You know I got my own life and I bought everything that’s in it. So if you want to be with me it’s not all about the bling that you bring; I want a love that’s for real, without that no deal and baby I don’t need a hand. If it only wants to grab one thing. The more you try to get me back the less I buy it and I don’t have to think it through because you know if I’m feeling you.

I don’t need a man at the time to get me through because I know I’m fine because I feel brand new. I don’t know need a man I’ll make it through because I know I’m fine I feel brand new. I don’t need a man I’ll make it through because I’m fine without.

Friday Online Diary Entries: Autism vs lost of someone that they love

The hardest part when you have a Autism child and someone who they love the most passes away. What do you do and how do you deal with in telling them in the way that they can understand. It’s never easy to tell a child that a love one has passed away; from experience where an Autism child has been told that a love one had passed away, I managed to entertain the child needed for four hours between both shifts of work that I do.
I took them into town for a bit got a few bits. We went back to his we watched a film that he had mentioned that his love one had gave him for his birthday before she passed away, so we watched it in the memory of them. I knew parts that would make him laugh from the minute go.

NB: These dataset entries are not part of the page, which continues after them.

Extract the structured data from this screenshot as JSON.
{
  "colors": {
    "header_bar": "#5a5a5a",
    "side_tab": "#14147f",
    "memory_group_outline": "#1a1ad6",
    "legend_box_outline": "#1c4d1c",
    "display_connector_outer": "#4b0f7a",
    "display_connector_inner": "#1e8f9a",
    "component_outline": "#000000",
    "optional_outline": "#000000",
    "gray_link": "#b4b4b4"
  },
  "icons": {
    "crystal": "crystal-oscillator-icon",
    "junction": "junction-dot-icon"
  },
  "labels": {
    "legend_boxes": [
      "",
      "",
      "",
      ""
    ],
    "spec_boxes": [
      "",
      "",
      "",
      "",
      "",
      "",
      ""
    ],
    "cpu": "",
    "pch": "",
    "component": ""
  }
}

The film we watched was Harry Potter and Philosopher’s Stone; the things that might not of been funny to us but funny to him, he would just cracked up laughing especially with one scene with a troll having a wand stuck up his nose and the club landed on his head.
The fact that he laughed at the scenes that made him laugh but also he asked questions about the film that he didn’t understand but he understood after I explained it to him. He wanted me to tell him what was going to happen next a few times but I just said just wait and see.
It was nice to see that to have some fun and laughter inside him to the fact that he had forgotten about the bad times for a while. Just something that has close to put on knowing something was close to him had given its; I knew that he had two close people near him, he had his favourite cousin and watching someone who brought the Harry Potter Collection.

Find ways to do things with your Autism child in away that they can remember them along with something that will help them to stay in touch with them in their special way but also create new memories as well. In the process of letting them go as well.